Once she fell asleep he could settle.
She stared at the pillow for a long moment, and when she spoke, the words didn’t make sense immediately. Soft and flat, her pretty voice a monotone.
“I can’t do this.”
What? “Sure you can.” So tired. I made it safe for you. Safe as possible, at least, and that jackass will never bother another woman again. Probably made the freeways a little safer, too. “Brush your teeth and lie down. Sorry about the fast food, but I thought you wouldn’t want to get out of the car.” You didn’t eat much, anyway.
“No.” She turned, and there was a glint in her beautiful smoky eyes he didn’t like the look of. “It just... Reese, I’m sorry, but I can’t do this.”
“Just lie down. Sleep will—”
“I don’t want to.” She picked up the backpack, and he heaved an internal sigh. This was going to get difficult. “I want to go home.”

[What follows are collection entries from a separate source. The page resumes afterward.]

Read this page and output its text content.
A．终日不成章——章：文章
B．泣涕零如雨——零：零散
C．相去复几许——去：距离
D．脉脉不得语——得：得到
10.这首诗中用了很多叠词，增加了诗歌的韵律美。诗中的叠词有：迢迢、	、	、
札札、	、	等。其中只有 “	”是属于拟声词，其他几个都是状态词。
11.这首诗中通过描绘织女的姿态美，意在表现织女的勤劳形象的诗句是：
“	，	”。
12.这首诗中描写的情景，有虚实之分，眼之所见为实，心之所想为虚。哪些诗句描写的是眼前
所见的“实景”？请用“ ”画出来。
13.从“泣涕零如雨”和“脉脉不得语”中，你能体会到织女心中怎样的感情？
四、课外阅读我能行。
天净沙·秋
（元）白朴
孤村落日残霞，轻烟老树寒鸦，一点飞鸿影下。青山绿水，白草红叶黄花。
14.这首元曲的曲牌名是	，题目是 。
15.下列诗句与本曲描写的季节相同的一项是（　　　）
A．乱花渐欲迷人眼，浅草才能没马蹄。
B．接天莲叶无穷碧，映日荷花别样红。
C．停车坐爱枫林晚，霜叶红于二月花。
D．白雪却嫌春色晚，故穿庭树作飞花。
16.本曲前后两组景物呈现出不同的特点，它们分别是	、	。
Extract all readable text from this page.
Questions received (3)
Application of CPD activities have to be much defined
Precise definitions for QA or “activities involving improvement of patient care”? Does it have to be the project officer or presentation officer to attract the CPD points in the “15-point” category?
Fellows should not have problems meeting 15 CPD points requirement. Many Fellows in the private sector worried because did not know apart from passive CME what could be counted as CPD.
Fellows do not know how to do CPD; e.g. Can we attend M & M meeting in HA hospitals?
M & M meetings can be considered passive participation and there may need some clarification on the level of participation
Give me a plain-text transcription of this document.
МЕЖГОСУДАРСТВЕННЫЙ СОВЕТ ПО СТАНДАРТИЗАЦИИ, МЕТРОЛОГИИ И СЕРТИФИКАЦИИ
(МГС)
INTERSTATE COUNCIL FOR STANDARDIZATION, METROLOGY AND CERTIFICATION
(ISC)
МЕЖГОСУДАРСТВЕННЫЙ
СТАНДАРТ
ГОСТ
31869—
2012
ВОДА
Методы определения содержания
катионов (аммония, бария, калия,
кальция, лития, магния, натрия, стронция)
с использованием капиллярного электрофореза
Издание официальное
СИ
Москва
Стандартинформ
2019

He reached for patience. “That’s not a good—”
“I don’t care what they do to me. I don’t care what happens.” She skirted the bed, and yes, friends and neighbors, she was heading for the door. Hitching the backpack onto her shoulder. Did she have a plan? Not likely. “I just want to go home.”
“That’s rabbit talk, Holly.” His nerves pulled taut as guitar strings, he took a deep breath and stayed where he was, next to the table. There was no way she was getting out of this room, but if he could avoid upsetting her, if he could just defuse her verbally, maybe—
“I don’t care. I’m going home.”
“You think you can just hop on a bus and go back to working at the diner? They’ll nab you before you cross the state line, Holly, and then—”
She just shook her head, a tendril of black hair falling in her face, and she was almost in the critical zone, passing the door to the bathroom.
Stop it, he pleaded, silently. Don’t make me do this.
“I won’t tell them anything, Reese. Just—”
Moving, sliding past her faster than a normal human being could even think of moving. The thing about moving that fast was how it made the rest of the world seem so goddamn slow.